The Chemnitz resident would not be the first to swim the length of the Rhine. In 1969 Klaus Pechstein conquered the river in this way, it took him 30 days. In 2014, the Swiss extreme athlete Ernst Bromeis climbed into the Rhine and needed 44 days including rest periods. In the same year, chemistry professor Andreas Fath started a swimming marathon in Lake Toma in Switzerland and reached the North Sea after 28 days. He collected water samples along the way.

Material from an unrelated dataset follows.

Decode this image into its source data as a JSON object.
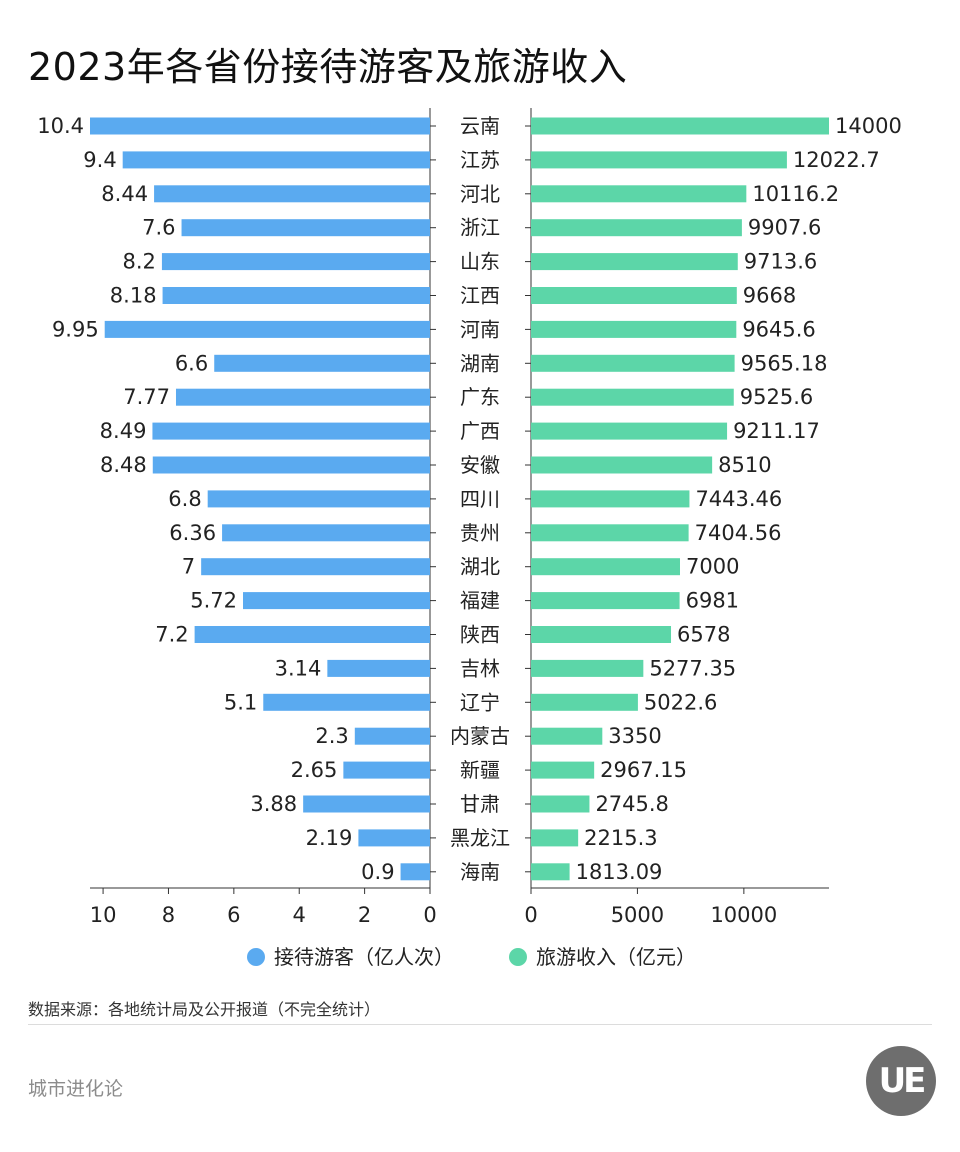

The 57-year-old Fath, who teaches at Furtwangen University in the Black Forest, went into the Danube in April. Since then he has covered more than 2000 kilometers and is currently crawling through Romania. On June 17 he wants to reach the Black Sea coast. This time, too, he is collecting samples to document the condition of the Danube.

A river is a mirror of the people who live along it, says the researcher. "I can tell from the river which pesticides they apply to their fields, whether they have sewage treatment plants, what medicines they take," he explains. "We also see that the plastic pollution on the banks increases sharply the further east we go."

He had to leave out a section near Belgrade because massive amounts of untreated sewage are discharged into the Danube there. "I didn't want to swim in the faeces of more than a million people." For Fath, the marathon swim is a way to raise awareness of river pollution.

Following this example, Rhine swimmer Hess also places his adventure at the service of science. For Fath he will collect data on pollutants in the Rhine. The comparison with its 2014 values ​​is intended to record how the condition of the river has developed.

Sports psychologists from the University of Leipzig will take a look at the states of recovery and stress over the course of the project. Professor Anne-Marie Elbe explains that Hess has completed special training for this. There they practiced how to draw attention to things that give you strength in situations of great stress.

And students from the Mittweida University of Applied Sciences are making a documentary about the project. They are testing climate-friendly film production, as Professor Rika Fleck explains. Hess can build on previous experiences: in 2017 he swam along the German part of the Elbe, around 620 kilometers in twelve days. He also swam across the Strait of Gibraltar between Europe and Africa and covered the route from Sardinia to Corsica. "It's a lonely sport," he says, "because you can't hear or see anything."